Soweit beim Kläger immer wieder bronchitische Schübe - wie im April 1984 - auftraten und auftreten, sind diese nach der vom behandelnden Lungenfacharzt Dr. H. vorgelegten Dokumentation auf den langjährigen Nikotinabusus zurückzuführen. Bereits am 30. Juli 1981 berichtete Dr. H., der die Behandlung des Klägers von seinem Praxisvorgänger Dr. F. zu diesem Zeitpunkt übernommen hatte, dass beim Kläger eine Bronchitisneigung seit Jahren bekannt sei, wobei der Kläger damals eingeräumt hatte, bis vor 4 Wochen ca. 60 Zigaretten täglich geraucht zu haben. Folgerichtig sah Dr. H. im Bericht vom 30. Juli 1981 die zeitweilig spastische Bronchitis des Klägers als Folge des zu diesem Zeitpunkt schon langjährigen Nikotinabusus.

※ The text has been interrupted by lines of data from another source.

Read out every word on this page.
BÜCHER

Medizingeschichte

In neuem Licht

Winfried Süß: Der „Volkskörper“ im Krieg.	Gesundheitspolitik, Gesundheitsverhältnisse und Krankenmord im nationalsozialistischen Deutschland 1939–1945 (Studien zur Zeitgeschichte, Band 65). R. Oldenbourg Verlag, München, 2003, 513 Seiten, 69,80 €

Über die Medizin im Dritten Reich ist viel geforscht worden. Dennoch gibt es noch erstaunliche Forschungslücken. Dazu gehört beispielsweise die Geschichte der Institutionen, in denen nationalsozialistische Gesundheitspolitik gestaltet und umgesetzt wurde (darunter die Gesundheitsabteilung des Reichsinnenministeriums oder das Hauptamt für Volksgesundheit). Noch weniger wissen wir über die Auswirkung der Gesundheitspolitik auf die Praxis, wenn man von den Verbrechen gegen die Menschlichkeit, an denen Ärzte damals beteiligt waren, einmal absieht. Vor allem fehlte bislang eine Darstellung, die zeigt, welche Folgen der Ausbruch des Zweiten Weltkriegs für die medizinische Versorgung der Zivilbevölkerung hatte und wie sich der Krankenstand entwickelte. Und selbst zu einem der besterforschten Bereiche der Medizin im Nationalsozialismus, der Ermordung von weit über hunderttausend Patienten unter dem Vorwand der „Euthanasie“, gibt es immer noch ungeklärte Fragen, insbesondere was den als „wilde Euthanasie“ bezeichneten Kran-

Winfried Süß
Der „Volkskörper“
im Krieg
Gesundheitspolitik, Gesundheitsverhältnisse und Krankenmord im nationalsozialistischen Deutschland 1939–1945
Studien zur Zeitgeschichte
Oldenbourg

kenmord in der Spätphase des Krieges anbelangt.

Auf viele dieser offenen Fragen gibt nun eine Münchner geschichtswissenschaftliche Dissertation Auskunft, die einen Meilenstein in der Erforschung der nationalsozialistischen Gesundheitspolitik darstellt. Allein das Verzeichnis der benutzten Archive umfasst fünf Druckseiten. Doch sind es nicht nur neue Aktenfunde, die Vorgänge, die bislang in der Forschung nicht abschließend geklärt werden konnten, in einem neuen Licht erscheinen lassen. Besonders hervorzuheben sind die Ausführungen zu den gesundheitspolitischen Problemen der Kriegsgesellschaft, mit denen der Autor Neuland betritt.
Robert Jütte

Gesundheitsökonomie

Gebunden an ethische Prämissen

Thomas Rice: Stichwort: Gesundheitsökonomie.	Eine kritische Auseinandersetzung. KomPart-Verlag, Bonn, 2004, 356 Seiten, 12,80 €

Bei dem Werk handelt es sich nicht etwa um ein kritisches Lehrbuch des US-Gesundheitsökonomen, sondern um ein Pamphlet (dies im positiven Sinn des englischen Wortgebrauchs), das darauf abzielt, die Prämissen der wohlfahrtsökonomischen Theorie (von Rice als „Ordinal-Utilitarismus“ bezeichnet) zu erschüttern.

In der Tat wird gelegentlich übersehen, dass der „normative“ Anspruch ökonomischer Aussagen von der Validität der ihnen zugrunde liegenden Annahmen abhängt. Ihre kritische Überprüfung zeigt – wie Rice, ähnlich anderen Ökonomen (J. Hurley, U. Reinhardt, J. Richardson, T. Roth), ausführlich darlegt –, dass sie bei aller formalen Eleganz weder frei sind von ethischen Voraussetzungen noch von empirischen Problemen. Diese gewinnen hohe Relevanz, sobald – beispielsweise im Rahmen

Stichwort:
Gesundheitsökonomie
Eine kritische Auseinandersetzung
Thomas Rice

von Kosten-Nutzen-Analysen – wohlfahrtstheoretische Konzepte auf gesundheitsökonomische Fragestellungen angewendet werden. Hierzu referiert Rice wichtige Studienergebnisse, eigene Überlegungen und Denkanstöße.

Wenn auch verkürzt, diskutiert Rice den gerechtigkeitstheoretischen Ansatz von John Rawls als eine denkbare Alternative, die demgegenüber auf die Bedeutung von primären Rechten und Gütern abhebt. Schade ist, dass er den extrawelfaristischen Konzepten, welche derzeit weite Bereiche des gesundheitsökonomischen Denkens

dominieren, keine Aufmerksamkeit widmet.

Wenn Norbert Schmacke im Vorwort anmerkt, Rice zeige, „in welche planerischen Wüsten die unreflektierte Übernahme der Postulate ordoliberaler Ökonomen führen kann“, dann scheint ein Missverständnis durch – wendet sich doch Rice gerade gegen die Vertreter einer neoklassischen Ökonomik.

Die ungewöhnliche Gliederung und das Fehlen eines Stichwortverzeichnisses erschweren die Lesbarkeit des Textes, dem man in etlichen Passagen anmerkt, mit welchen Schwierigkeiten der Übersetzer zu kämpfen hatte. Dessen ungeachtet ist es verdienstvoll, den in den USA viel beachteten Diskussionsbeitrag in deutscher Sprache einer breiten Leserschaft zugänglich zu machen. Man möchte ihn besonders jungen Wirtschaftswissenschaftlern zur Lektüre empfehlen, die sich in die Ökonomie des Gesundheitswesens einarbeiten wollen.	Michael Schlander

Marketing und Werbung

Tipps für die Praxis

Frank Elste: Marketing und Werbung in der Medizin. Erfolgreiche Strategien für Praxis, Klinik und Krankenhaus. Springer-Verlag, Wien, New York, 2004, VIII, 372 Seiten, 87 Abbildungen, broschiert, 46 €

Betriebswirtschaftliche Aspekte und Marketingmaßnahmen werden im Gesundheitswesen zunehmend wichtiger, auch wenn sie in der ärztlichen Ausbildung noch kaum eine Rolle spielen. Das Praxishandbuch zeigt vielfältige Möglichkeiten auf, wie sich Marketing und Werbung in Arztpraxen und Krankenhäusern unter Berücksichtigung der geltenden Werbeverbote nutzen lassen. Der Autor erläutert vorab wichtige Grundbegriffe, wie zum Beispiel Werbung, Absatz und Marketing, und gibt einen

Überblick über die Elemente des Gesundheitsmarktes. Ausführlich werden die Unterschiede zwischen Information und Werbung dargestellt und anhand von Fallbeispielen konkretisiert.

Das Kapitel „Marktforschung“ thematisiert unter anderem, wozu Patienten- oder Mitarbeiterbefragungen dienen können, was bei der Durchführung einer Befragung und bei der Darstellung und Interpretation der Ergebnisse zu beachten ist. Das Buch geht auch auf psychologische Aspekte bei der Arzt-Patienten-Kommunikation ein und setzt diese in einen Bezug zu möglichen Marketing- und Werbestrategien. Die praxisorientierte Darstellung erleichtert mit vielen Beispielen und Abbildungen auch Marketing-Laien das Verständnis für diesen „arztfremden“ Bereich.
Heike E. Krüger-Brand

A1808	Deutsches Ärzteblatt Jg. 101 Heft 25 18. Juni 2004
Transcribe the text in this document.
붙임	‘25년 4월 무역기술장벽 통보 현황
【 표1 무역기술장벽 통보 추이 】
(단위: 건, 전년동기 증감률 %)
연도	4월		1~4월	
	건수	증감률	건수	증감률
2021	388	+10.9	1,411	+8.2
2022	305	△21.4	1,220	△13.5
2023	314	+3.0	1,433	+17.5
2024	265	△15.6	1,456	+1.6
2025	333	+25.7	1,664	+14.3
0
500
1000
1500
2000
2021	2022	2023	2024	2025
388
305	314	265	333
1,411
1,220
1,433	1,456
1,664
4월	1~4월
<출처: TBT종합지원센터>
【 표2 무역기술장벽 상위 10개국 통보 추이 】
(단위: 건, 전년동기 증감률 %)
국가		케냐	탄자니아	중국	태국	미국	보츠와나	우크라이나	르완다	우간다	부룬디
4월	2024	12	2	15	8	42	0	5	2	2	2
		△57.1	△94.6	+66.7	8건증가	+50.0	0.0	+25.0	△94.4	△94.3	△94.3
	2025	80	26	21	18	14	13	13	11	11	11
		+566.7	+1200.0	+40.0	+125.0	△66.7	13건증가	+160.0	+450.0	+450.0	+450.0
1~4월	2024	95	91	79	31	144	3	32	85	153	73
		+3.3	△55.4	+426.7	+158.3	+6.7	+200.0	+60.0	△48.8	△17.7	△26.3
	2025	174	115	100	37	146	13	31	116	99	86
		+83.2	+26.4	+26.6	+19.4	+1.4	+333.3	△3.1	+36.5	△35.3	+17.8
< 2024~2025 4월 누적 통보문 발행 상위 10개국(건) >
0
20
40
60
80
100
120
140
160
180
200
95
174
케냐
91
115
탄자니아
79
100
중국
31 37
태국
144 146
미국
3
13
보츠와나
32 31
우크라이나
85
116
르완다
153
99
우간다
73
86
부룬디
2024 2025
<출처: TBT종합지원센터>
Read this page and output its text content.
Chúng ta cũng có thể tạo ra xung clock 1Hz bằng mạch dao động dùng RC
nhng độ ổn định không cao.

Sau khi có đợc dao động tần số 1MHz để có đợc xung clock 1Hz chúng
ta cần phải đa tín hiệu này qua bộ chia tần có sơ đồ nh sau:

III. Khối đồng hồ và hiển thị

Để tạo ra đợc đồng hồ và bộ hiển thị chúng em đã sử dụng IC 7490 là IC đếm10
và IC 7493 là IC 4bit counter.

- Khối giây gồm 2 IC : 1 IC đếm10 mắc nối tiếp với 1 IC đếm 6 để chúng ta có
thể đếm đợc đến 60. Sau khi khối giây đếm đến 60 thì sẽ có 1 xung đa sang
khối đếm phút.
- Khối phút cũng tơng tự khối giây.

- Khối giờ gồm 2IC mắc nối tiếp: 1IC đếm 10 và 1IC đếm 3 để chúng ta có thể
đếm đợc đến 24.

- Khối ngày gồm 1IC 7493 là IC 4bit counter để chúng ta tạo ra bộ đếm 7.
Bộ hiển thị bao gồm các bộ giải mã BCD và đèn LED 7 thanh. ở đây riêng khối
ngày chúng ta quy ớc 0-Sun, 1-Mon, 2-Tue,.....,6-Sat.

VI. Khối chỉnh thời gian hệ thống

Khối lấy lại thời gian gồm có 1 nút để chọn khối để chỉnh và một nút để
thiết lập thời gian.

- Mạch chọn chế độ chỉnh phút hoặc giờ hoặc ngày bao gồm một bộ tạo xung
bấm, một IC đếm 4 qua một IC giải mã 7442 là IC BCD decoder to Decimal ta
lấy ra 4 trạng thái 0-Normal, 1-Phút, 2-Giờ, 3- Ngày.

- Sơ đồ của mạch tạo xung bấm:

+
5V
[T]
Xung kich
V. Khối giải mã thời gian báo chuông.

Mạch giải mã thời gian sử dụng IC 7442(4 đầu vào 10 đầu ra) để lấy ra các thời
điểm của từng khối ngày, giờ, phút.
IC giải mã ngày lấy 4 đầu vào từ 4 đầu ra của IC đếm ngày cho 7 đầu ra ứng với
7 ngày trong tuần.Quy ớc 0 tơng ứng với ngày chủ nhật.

Auch im Bericht vom 14. November 1985 während der Behandlung eines akuten bronchitischen Schubes verwies Dr. H. auf den schweren Nikotinabusus (bis 60 Zigaretten täglich), wobei der Kläger zu diesem Zeitpunkt angab, er habe das Rauchen seit einem Monat (also seit Oktober 1985) aufgegeben.
Wenn der Kläger nun behauptet, er habe nie auch nur eine Zigarette geraucht, übersieht er, dass in den genannten Berichten von Dr. H. der von ihm selbst angegebene Zigarettenkonsum fortdauernd erwähnt wird und er den Zigarettenkonsum, wenn auch in geringerem Umfang (20 statt 60 Zigaretten täglich bis 1986), auch gegenüber Dr. N. eingeräumt hatte. Dass der Kläger auch nach der Untersuchung durch Dr. N. wieder geraucht hat, ergibt sich aus dem Bericht von Dr. H. vom 16. August 1988, dem bei der klinischen Untersuchung des Klägers ein starker Zigarettenrauchgeruch aufgefallen war und der bei der Bodyplethysmographie eine deutliche Obstruktion im Bereich der kleinen Atemwege (small airway disease) fand, welche typisch für eine langjährige Zigarettenrauchbelastung ist. Der Kläger übersieht auch, dass in den medizinischen Feststellungen im ersten Rentenverfahren, welches letztlich im Klageverfahren (S 4 J 214/87) vor dem Sozialgericht Konstanz (SG) und im Berufungsverfahren vor dem Landessozialgericht Baden-Württemberg (L 13 J 2329/91) erfolglos blieb, immer wieder davon die Rede war, dass auf internistischem Gebiet eine chronische Bronchitis vorliegt, die auf jahrelangen Zigarettenübergebrauch zurückgeführt wurde. So stellte Dr. St. im Rentengutachten vom 14. Oktober 1986 eine chronische Bronchitis bei Nikotinabusus ohne relevante Ventilationsstörung fest. Dies entnimmt der Senat dem Urteil des SG vom 17. Mai 1991 im Verfahren S 4 J 214/87.
Angesichts dieser Unterlagen sah der Senat auch keine Veranlassung, weitere Ermittlungen zum Vorliegen einer BK nach Nr. 4302 der Anlage zur BKV durchzuführen.
Nach alledem war die Berufung zurückzuweisen.
Die Kostenentscheidung beruht auf § 193 SGG.
Gründe für die Zulassung der Revision liegen nicht vor.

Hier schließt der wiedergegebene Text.